1. Nach § 43 Abs. 1 Satz 1 SGB VI haben Versicherte Anspruch auf Rente wegen teilweiser Erwerbsminderung, wenn
sie teilweise erwerbsgemindert sind (§ 43 Abs. 1 Satz 1 Nr. 1 SGB VI) und in den letzten fünf Jahren vor Eintritt der
Erwerbsminderung drei Jahre Pflichtbeiträge für eine versicherte Beschäftigung oder Tätigkeit (§ 43 Abs. 1 Satz 1 Nr.

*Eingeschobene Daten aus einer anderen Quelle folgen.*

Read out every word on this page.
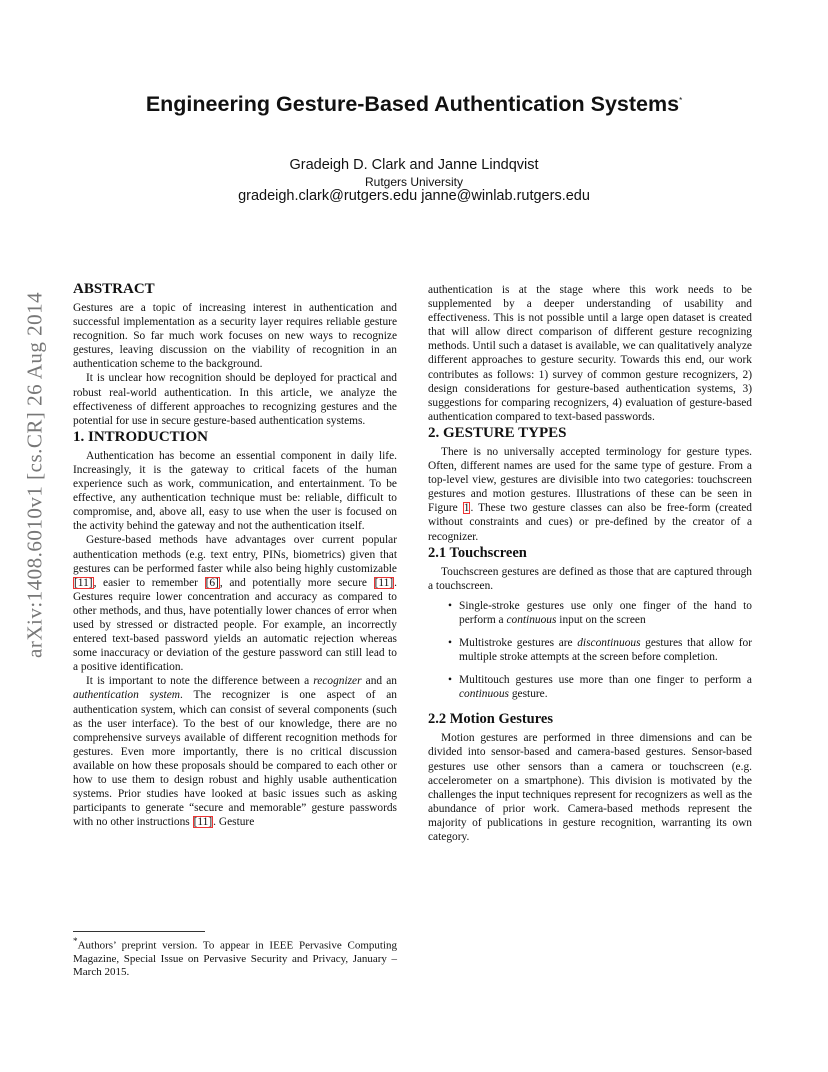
arXiv:1408.6010v1 [cs.CR] 26 Aug 2014
Engineering Gesture-Based Authentication Systems*
Gradeigh D. Clark and Janne Lindqvist
Rutgers University
gradeigh.clark@rutgers.edu janne@winlab.rutgers.edu
ABSTRACT

Gestures are a topic of increasing interest in authentication and successful implementation as a security layer requires reliable gesture recognition. So far much work focuses on new ways to recognize gestures, leaving discussion on the viability of recognition in an authentication scheme to the background.

It is unclear how recognition should be deployed for practical and robust real-world authentication. In this article, we analyze the effectiveness of different approaches to recognizing gestures and the potential for use in secure gesture-based authentication systems.

1. INTRODUCTION

Authentication has become an essential component in daily life. Increasingly, it is the gateway to critical facets of the human experience such as work, communication, and entertainment. To be effective, any authentication technique must be: reliable, difficult to compromise, and, above all, easy to use when the user is focused on the activity behind the gateway and not the authentication itself.

Gesture-based methods have advantages over current popular authentication methods (e.g. text entry, PINs, biometrics) given that gestures can be performed faster while also being highly customizable [11], easier to remember [6], and potentially more secure [11]. Gestures require lower concentration and accuracy as compared to other methods, and thus, have potentially lower chances of error when used by stressed or distracted people. For example, an incorrectly entered text-based password yields an automatic rejection whereas some inaccuracy or deviation of the gesture password can still lead to a positive identification.

It is important to note the difference between a recognizer and an authentication system. The recognizer is one aspect of an authentication system, which can consist of several components (such as the user interface). To the best of our knowledge, there are no comprehensive surveys available of different recognition methods for gestures. Even more importantly, there is no critical discussion available on how these proposals should be compared to each other or how to use them to design robust and highly usable authentication systems. Prior studies have looked at basic issues such as asking participants to generate “secure and memorable” gesture passwords with no other instructions [11]. Gesture

*Authors’ preprint version. To appear in IEEE Pervasive Computing Magazine, Special Issue on Pervasive Security and Privacy, January – March 2015.

authentication is at the stage where this work needs to be supplemented by a deeper understanding of usability and effectiveness. This is not possible until a large open dataset is created that will allow direct comparison of different gesture recognizing methods. Until such a dataset is available, we can qualitatively analyze different approaches to gesture security. Towards this end, our work contributes as follows: 1) survey of common gesture recognizers, 2) design considerations for gesture-based authentication systems, 3) suggestions for comparing recognizers, 4) evaluation of gesture-based authentication compared to text-based passwords.

2. GESTURE TYPES

There is no universally accepted terminology for gesture types. Often, different names are used for the same type of gesture. From a top-level view, gestures are divisible into two categories: touchscreen gestures and motion gestures. Illustrations of these can be seen in Figure 1. These two gesture classes can also be free-form (created without constraints and cues) or pre-defined by the creator of a recognizer.

2.1 Touchscreen

Touchscreen gestures are defined as those that are captured through a touchscreen.

• Single-stroke gestures use only one finger of the hand to perform a continuous input on the screen
• Multistroke gestures are discontinuous gestures that allow for multiple stroke attempts at the screen before completion.
• Multitouch gestures use more than one finger to perform a continuous gesture.
2.2 Motion Gestures

Motion gestures are performed in three dimensions and can be divided into sensor-based and camera-based gestures. Sensor-based gestures use other sensors than a camera or touchscreen (e.g. accelerometer on a smartphone). This division is motivated by the challenges the input techniques represent for recognizers as well as the abundance of prior work. Camera-based methods represent the majority of publications in gesture recognition, warranting its own category.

2 SGB VI) sowie vor Eintritt der Erwerbsminderung die allgemeine Wartezeit erfüllt haben (§ 43 Abs. 1 Satz 1 Nr. 3
SGB VI). Teilweise erwerbsgemindert sind Versicherte, die wegen Krankheit oder Behinderung auf nicht absehbare
Zeit außerstande sind, unter den üblichen Bedingungen des allgemeinen Arbeitsmarktes mindestens sechs Stunden
täglich erwerbstätig zu sein (§ 43 Abs. 1 Satz 2 SGB VI). Die Voraussetzungen der teilweisen Erwerbsminderung sind
bei der Klägerin nicht erfüllt.
a) Die Klägerin leidet unter folgenden Gesundheitsstörungen, die Krankheitswert im Sinne von § 43 Abs. 1 Satz 2
SGB VI haben: Chronische Schmerzkrankheit aufgrund einer anhaltenden somatoformen Schmerzstörung sowie einer
rezidivierenden depressiven Störung und somatischer Beeinträchtigungen, Fibromyalgiesyndrom,
Wirbelsäulensyndrom bei Fehlhaltung, Spreizfuß beidseits, Varikosis beider Oberschenkel sowie Adipositas. Diese
Diagnosen ergeben sich auf rheumatologischem Fachgebiet aus den im Wesentlichen übereinstimmenden Gutachten
der Sachverständigen Dr. U und Dr. C, in neurologischer und psychiatrischer Hinsicht aus dem Gutachten des
Sachverständigen Dr. I. Die Gutachten sind in sich schlüssig. Sie stimmen in den wesentlichen Punkten auch mit den
im Übrigen eingeholten Befundberichten der behandelnden Ärzte überein. Ein rheumatologisches Geschehen im
eigentlichen Sinne konnten die Gutachter ausschließen.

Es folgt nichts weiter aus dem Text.